Энни устремила на Маккинли задумчивый взгляд.
— Почему вы живете здесь? — спросила она. — В таком… совершенно неподходящем для вас месте.
Губы его едва уловимо скривились в улыбке. От этой улыбки по коже Энни пробежал морозец.
— Разве ты знаешь меня настолько хорошо? — глухо спросил Маккинли.
— Я вас всю жизнь знаю, — неловко выдавила Энни.
— Сколько мне лет?
Энни растерянно заморгала.
— Вы, наверное, слишком много выпили.
— Я не об этом тебя спросил. Кстати, говоря, выпил я ещё недостаточно. — С этими словами он придвинул к столу спинкой вперед колченогий стул, молча оседлал его, раздвинув ноги, и наполнил стакан текилой. — Нужно, пожалуй, восполнить этот пробел.
Наполнив прозрачной жидкостью и второй стакан, Маккинли придвинул его Энни.
— Вот, выпей.
— Я не пью.
— Сегодня — пьешь, — отрезал он. — Ну, так сколько же мне лет, по-твоему?
Энни взяла стакан и робко пригубила. Текилу она терпеть не могла, от одного запаха её воротило.
— Мне казалось, что вы немного моложе папы, — неуверенно выдавила она.
— Твой отец скончался в возрасте шестидесяти трех лет.
— Это я и сама знаю, — досадливо проворчала Энни. И, незаметно для себя, отпила ещё глоток.
— Сядь, Энни, и скажи, сколько мне лет.
— Не так много, как я думала, — пробормотала она, словно оправдываясь. — Возможно, около пятидесяти.
— Возможно, — хрипло сказал Маккинли. — Но почему ты все-таки думаешь, что смерть твоего отца не была результатом несчастного случая?
— Чутье.
— О господи! — шумно вздохнул Маккинли. — Только не говори мне про женскую интуицию, детка. Если это все, что у тебя есть, то ты понапрасну отнимаешь у меня время.
— Своей интуиции я доверяла всегда, — уязвленно возразила Энни. — И Уин говорил, что на неё можно положиться.
— Да, разумеется, — горько усмехнулся Маккинли, залпом осушая стакан. — Непогрешимая и безошибочная.

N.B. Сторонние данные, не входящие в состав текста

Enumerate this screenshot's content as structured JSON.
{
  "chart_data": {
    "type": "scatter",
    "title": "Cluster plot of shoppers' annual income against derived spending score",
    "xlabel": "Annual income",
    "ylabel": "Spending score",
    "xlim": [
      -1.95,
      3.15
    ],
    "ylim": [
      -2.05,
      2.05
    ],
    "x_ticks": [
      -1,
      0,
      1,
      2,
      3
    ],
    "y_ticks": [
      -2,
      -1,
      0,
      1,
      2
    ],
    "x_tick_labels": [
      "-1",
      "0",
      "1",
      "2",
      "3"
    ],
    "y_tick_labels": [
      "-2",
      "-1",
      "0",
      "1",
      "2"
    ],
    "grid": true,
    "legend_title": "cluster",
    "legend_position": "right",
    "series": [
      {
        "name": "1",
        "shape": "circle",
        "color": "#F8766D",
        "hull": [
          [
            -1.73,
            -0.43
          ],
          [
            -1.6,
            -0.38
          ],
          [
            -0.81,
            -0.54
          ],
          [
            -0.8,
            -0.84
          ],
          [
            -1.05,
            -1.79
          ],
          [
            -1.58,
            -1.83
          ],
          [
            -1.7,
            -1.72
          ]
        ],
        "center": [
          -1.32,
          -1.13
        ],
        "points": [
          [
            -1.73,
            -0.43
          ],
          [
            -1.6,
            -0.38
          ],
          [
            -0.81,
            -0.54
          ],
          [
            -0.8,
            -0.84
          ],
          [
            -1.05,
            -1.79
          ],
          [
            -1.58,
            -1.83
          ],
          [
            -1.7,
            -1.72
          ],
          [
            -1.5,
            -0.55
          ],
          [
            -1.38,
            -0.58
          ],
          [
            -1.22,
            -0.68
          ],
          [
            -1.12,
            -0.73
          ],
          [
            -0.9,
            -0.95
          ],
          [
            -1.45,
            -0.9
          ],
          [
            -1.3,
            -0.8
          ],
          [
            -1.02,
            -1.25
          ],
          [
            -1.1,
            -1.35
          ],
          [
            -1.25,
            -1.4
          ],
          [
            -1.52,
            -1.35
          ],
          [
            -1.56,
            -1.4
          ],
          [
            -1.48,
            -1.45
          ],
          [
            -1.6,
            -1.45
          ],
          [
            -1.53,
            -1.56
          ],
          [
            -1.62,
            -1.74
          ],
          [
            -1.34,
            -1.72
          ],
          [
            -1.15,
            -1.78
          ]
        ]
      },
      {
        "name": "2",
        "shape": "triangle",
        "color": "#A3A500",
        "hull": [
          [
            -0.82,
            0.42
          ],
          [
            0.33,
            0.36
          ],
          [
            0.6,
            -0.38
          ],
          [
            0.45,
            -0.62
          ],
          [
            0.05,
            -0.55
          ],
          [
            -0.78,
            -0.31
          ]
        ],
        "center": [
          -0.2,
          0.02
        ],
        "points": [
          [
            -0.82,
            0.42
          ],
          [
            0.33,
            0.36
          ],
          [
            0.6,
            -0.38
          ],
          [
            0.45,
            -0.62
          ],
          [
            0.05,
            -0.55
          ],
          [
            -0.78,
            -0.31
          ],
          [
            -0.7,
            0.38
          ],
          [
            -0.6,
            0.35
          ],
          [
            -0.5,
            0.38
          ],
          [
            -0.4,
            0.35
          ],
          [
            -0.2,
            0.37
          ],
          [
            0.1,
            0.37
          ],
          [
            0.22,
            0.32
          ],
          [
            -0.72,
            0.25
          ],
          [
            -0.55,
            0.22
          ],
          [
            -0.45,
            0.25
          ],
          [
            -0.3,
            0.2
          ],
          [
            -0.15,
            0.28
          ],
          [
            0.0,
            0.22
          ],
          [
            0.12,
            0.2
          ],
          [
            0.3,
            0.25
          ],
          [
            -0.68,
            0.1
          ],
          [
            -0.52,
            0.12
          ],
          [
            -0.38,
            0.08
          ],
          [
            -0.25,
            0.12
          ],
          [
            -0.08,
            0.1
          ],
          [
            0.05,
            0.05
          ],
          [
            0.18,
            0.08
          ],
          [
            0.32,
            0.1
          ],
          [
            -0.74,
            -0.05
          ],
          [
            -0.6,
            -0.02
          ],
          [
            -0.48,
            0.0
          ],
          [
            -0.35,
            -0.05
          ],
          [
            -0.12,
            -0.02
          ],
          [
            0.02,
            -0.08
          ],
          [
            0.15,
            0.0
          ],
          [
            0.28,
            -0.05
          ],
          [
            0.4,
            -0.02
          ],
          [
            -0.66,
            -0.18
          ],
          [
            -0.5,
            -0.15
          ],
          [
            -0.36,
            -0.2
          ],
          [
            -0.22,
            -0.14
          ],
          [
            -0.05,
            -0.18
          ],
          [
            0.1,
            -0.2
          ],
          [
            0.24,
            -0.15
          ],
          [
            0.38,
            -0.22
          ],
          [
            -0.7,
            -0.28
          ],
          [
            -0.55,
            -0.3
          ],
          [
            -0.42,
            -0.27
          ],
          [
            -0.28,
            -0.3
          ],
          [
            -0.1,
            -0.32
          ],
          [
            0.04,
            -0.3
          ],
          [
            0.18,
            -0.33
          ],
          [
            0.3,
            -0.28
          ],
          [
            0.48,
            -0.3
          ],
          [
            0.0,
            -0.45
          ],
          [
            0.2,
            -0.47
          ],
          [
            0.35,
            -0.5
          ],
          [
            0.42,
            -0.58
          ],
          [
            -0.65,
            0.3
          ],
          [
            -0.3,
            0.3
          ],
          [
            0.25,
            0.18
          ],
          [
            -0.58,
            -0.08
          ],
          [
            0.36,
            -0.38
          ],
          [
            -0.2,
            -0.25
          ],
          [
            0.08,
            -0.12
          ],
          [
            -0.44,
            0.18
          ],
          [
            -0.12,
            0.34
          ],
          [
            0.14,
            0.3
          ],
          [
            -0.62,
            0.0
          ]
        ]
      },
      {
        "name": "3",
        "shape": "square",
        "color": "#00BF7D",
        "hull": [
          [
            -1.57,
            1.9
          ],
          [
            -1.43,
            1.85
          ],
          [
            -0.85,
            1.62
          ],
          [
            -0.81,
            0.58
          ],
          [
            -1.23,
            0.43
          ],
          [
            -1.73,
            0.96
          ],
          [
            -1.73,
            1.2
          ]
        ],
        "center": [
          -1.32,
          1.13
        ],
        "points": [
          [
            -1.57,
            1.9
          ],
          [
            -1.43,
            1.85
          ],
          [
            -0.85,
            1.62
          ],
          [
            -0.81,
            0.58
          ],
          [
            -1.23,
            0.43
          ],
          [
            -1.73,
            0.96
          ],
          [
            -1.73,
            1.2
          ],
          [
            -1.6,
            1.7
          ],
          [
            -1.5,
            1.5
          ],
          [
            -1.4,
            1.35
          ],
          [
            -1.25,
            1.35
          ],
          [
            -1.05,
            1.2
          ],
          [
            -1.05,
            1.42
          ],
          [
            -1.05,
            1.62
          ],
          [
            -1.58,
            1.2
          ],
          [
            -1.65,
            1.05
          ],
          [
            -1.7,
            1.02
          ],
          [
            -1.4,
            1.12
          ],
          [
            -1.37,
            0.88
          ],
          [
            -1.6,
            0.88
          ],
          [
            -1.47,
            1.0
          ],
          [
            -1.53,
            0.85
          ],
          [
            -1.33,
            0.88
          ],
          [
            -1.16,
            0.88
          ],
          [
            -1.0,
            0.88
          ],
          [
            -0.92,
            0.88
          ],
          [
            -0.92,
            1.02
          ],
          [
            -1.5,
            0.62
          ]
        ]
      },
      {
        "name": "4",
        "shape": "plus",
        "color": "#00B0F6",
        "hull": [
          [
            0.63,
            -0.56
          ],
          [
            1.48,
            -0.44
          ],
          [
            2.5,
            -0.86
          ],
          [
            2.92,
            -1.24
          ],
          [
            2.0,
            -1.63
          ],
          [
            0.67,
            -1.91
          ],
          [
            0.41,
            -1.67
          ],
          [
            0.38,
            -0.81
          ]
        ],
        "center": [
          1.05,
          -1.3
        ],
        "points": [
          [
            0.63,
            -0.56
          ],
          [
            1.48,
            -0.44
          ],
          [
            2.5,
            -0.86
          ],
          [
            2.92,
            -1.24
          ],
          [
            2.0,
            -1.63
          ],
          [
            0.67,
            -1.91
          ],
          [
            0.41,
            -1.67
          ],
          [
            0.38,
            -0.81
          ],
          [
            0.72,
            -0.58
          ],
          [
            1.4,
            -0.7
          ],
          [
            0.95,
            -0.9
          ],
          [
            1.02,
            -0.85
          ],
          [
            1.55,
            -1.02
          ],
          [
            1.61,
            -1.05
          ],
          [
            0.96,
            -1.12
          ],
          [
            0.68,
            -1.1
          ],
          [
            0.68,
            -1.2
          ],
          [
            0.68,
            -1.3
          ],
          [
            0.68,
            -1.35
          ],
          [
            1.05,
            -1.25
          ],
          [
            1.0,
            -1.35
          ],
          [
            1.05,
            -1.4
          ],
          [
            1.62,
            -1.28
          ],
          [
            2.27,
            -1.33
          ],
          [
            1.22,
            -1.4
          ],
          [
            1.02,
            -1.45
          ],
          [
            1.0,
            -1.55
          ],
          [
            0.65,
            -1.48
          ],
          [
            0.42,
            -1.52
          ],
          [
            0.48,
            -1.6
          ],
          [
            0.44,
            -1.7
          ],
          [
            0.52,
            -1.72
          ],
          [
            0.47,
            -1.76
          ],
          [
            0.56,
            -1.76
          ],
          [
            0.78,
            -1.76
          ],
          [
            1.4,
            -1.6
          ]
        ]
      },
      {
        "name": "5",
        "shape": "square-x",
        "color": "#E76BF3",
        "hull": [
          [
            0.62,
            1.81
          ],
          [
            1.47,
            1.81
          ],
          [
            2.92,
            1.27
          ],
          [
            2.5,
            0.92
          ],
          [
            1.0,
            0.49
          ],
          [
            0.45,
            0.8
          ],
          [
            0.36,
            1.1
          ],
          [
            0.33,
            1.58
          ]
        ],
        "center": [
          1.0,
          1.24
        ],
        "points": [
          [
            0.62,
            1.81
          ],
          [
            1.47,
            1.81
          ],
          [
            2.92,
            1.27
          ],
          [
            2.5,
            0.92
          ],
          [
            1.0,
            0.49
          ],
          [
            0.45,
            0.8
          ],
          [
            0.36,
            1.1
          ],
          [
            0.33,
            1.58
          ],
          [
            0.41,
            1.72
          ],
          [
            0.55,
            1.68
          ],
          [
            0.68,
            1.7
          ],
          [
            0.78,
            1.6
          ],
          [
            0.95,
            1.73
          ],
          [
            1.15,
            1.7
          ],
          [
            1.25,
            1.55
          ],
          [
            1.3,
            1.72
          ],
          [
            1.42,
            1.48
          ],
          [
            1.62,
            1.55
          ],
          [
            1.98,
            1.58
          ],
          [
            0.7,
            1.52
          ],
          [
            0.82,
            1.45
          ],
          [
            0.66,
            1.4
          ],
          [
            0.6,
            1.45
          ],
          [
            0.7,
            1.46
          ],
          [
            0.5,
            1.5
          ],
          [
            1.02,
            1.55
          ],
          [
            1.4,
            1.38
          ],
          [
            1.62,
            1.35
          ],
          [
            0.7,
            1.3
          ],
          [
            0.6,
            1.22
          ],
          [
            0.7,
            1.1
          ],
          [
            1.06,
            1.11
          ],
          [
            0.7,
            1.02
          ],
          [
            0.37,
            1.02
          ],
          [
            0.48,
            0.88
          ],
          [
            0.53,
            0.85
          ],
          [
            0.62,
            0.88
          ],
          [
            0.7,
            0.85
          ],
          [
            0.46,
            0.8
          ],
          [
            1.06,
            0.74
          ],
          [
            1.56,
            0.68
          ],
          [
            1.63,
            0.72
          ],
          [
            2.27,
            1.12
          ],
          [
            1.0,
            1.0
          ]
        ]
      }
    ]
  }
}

— Но это не все, — добавила Энни.
Напряжение в тесной комнатенке мгновенно сделалось густым и осязаемым.
— Из нашего дома кое-что пропало. Я, правда, хватилась этого совсем недавно, но точно помню, что перед смертью папы она ещё там была. А вот неделю назад, когда я приехала из Бостона, она уже исчезла…
— Что это было, Энни? Говори же, черт возьми!
— Картина. Даже скорее — офорт. Она была у папы совсем недолго, но он относился к ней очень бережно. Хранил как зеницу ока. Говорил, что она ему дорога как память.
— Твой отец не был сентиментальным человеком. Что изображено на этой картине?
— Какой-то ирландский святой. Мне это было непонятно, но папа поместил офорт в серебряную раму и несколько раз повторял, что в ней заключена тайна мироздания.